普通の人は、五感官(眼耳鼻舌身)から入った現象を、在りのまま認識できずに捏造して誤った認識をして居る。その間違った認識が偏った見解を形成し、それを積み重ねて主観を形成し、その主観が更なる間違ったり偏ったりした見解を新たに乱造してゆく。(その乱造を手助けして増幅しているのが妄想なのである。)

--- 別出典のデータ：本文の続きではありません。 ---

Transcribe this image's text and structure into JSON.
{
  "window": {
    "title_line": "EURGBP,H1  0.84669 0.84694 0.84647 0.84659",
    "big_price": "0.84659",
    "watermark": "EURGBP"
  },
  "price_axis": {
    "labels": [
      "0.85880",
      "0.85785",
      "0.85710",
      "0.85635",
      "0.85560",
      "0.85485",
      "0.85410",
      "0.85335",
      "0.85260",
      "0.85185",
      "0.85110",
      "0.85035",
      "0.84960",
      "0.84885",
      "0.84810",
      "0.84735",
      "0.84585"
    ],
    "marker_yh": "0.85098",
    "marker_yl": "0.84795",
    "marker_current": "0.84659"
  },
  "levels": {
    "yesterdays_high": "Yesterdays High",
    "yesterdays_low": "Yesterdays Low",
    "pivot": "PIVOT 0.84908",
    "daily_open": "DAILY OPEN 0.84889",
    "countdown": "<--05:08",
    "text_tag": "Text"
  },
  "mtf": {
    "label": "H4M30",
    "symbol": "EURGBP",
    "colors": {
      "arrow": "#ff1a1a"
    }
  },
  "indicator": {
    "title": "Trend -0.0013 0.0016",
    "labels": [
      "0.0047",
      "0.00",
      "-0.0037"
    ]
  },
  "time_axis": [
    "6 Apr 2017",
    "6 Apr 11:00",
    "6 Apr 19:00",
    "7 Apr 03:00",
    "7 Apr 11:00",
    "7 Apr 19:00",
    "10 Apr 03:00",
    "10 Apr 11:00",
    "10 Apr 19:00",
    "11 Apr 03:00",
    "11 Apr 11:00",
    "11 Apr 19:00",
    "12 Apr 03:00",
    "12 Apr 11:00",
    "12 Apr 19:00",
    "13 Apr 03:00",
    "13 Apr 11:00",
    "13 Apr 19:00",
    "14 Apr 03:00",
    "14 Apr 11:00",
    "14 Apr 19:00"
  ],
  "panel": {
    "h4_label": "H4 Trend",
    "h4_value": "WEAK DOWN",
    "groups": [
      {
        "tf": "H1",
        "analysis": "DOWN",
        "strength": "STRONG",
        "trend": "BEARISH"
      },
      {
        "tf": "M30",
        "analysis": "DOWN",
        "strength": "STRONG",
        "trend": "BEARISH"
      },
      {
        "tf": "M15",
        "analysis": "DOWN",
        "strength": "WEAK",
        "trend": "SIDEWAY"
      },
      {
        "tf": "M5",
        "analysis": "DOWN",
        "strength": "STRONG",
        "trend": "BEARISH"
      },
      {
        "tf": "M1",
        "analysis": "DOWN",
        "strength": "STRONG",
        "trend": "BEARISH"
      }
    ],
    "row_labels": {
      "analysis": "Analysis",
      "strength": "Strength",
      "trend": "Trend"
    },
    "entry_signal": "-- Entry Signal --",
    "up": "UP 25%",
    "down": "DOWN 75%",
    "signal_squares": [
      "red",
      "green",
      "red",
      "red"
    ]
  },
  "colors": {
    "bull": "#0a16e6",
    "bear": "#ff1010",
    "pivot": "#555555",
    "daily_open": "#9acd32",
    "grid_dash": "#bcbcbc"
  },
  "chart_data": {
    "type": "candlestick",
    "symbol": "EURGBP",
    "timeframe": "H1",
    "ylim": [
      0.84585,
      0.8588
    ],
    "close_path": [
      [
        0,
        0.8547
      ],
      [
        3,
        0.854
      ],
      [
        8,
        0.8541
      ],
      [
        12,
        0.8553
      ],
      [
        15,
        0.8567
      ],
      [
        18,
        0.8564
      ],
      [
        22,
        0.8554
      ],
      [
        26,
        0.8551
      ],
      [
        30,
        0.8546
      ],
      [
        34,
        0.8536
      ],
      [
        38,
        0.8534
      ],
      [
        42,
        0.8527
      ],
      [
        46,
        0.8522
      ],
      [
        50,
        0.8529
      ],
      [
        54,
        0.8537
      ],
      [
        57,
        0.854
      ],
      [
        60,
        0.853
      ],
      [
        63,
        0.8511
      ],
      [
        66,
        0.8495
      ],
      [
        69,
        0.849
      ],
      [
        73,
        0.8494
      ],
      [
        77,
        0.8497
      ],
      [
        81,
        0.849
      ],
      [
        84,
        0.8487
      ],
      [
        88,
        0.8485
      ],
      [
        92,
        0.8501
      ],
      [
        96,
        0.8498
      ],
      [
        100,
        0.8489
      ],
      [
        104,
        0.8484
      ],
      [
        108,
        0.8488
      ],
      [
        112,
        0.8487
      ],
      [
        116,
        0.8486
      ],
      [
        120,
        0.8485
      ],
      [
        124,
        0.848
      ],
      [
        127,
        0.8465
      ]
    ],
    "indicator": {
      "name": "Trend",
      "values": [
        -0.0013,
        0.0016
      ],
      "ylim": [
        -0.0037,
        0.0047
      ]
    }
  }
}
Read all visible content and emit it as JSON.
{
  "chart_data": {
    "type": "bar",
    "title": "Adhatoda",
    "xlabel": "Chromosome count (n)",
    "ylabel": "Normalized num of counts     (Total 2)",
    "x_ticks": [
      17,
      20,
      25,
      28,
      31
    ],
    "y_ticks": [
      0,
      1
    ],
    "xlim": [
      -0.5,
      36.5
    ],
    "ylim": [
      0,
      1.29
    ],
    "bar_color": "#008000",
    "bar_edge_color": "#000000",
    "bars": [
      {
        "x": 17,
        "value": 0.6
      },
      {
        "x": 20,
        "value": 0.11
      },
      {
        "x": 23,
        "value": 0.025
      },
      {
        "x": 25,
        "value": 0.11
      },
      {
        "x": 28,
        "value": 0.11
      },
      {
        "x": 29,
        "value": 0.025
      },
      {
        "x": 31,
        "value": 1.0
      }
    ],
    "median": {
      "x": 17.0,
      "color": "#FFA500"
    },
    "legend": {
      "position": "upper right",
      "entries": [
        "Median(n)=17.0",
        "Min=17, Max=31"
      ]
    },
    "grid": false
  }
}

例えば、人は五感官から外界の現象を捉える(色蘊)、その現象を、眼は「色や形」、耳は「音」の刺激(現象)として受ける(感受蘊)、その「色・形」や「音」に対して知識や記憶や先入観などにより眼では「花だ」耳では「自動車のエンジン音だ」などと思考判断している(想蘊)、それらに対して人は時々の衝動を覚える「花」に対しては「見ていたい」とか「欲しいとか」、自動車のエンジン音に対しては「煩しい」「どんな車種か見たい」とか意思が働く(行蘊)、それらの精神作用に対して、人は感情により何かしらの判断や判定を行う(識蘊)、執着したり、感情移入したり、魅入られたり、嫌ったり怒ったりもする。それは云わば眼や耳など五感官により「執着しなさい」とか「怒りなさい」と命令されているようなもので、その時々の感情により重要度・必要度・価値観などが選別され、実相を留めるものではないのである。五感官から入る現象「生じては変化し消えてゆく」空しい本質の刺激、どうでも良いような刺激や下らない刺激に、捉われたり拘ったり苦しんだり悩んだりを繰り返しながら流れ、やがては老いて滅する生涯が、果たして報いある人生なのであろうか。
物事は、移ろいゆく自分が、移ろいゆく時と、移ろいゆく空間の中に於ける、暫定的な出会いに過ぎず、因と縁により生起し、変化し消えゆく現象にすぎず、生起した原因が消えれば、消えてゆく現象に過ぎないのである。
空であり無常なるものに捉われ、
空であり無常なるものに拘り、
空であり無常なるものに執着し、
空であり無常なるものに怒り、
空であり無常なるものに悲しむ
唯、感情の赴くままに生きる人を、「愚かな人」という。
主観的な感情を制御するのは、客観的な理性である。
それが人の質(クオリティ)を高めてゆく道(真聖な仏道)なのである。